2. Importance of bioherbicides

Bioherbicides are either living organisms or the natural metabolites that have the ability to control weed populations without harming the environment [9, 10]. The numbers of bacterial and fungal species demonstrate their host-specific or nonspecific bioherbicide activities against susceptible weed populations [9]. In 1980, the commercial form of bioherbicide was first introduced in the USA, Canada, Ukraine, and Europe [8, 10, 11]. The microbial agents such as Alternaria, Bacillus, Chondrostereum, Colletotrichum, Curvularia, Dactylaria, Diaporthe, Drechslera, Enterobacter, Epicoccum, Exserohilum, Fusarium, Gloeocercospora, Microsphaeropsis, Mycoleptodiscus, Myrothecium, Phoma, Phomopsis, Plectosporium, Pseudolagarobasidium, Pseudomonas, Puccinia, Pyricularia, Pythium, Sclerotinia, Serratia, Stagonospora, Streptomycetes, Trichoderma, Verticillium, and Xanthomonas species and also several plant extracts have been recorded as bioherbicides [12].
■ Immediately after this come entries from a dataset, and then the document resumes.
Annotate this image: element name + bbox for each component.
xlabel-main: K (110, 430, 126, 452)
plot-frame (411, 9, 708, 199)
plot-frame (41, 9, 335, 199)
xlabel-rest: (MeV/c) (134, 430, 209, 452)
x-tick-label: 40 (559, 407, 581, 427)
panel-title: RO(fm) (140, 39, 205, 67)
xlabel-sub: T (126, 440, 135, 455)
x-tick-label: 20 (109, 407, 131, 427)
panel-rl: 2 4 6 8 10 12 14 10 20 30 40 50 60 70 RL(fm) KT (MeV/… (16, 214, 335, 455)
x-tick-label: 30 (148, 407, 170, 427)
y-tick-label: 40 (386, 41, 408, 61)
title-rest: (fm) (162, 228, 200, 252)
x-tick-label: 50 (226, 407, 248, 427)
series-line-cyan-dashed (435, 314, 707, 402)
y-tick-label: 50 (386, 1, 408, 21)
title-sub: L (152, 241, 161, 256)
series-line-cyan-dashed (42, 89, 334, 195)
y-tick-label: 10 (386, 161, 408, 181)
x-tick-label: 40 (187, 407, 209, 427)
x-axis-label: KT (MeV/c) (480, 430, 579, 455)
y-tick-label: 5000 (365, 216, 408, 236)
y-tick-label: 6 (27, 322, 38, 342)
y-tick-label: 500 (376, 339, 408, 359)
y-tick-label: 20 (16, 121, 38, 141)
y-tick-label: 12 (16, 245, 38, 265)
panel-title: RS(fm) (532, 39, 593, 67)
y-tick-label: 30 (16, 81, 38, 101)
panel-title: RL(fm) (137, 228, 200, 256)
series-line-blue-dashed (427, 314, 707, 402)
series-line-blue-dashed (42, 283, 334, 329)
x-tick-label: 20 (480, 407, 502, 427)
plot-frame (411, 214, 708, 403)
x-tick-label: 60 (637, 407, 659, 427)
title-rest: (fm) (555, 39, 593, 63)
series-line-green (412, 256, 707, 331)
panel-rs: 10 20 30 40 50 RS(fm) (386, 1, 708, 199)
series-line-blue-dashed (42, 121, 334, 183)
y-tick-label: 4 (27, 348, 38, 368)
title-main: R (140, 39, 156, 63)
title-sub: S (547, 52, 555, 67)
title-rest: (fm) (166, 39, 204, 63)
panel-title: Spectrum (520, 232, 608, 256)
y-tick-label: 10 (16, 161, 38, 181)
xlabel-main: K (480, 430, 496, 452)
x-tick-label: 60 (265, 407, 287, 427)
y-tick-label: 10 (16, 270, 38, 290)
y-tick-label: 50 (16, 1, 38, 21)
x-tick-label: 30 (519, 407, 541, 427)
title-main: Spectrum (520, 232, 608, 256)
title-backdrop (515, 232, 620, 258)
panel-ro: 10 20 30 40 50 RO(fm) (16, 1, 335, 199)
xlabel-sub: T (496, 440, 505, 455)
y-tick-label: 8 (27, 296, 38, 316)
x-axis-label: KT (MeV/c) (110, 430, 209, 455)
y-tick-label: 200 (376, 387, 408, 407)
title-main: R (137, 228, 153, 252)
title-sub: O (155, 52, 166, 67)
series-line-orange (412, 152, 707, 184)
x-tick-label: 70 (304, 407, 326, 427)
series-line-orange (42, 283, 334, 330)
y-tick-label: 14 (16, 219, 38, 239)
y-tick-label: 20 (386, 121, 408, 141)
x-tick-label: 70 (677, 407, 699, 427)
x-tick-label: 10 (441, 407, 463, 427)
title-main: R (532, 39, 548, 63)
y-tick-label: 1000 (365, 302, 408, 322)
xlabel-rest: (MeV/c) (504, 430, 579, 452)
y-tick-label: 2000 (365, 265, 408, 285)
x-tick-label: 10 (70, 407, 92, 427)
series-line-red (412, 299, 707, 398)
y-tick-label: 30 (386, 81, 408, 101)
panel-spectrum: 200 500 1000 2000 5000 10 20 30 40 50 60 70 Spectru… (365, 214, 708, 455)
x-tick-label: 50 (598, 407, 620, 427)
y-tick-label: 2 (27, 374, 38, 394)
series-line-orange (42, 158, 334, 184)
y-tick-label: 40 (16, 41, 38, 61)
Even though numerous plant products and microbes have been successfully showing the positive results against weeds in field trialed, only a few (one plant extract, three bacteria, and nine fungi) of them are commercially available in current markets [8]. Hoagland [13] demonstrated that the crop plants especially tomato produces allelochemicals such as tomatine and tomatidine, which prevent the growth of weeds and pathogenic fungi. Recently, the researchers are interested to know the bioherbicide compounds by extracting DNA fragments obtained from the soil and cloning the genes in vectors to produce phytotoxic compounds [14]. The mode of action of bioherbicide is not well elucidated, but a few studies revealed that the toxic metabolites from the microbes or plant-based products prevent the population of weeds by affecting cell division, pigment synthesis, nutrient uptake, plant growth promoting regulators, antioxidants, stress-mediated hormones, and other metabolites [13]. In organic farming, the bioherbicide approach is used to avoid herbicide resistance and increase crop yield [15]. In this book, the importance of bioherbicides and integrated management of weed control with tillage, mulching, and other eco-friendly methods are enlightened.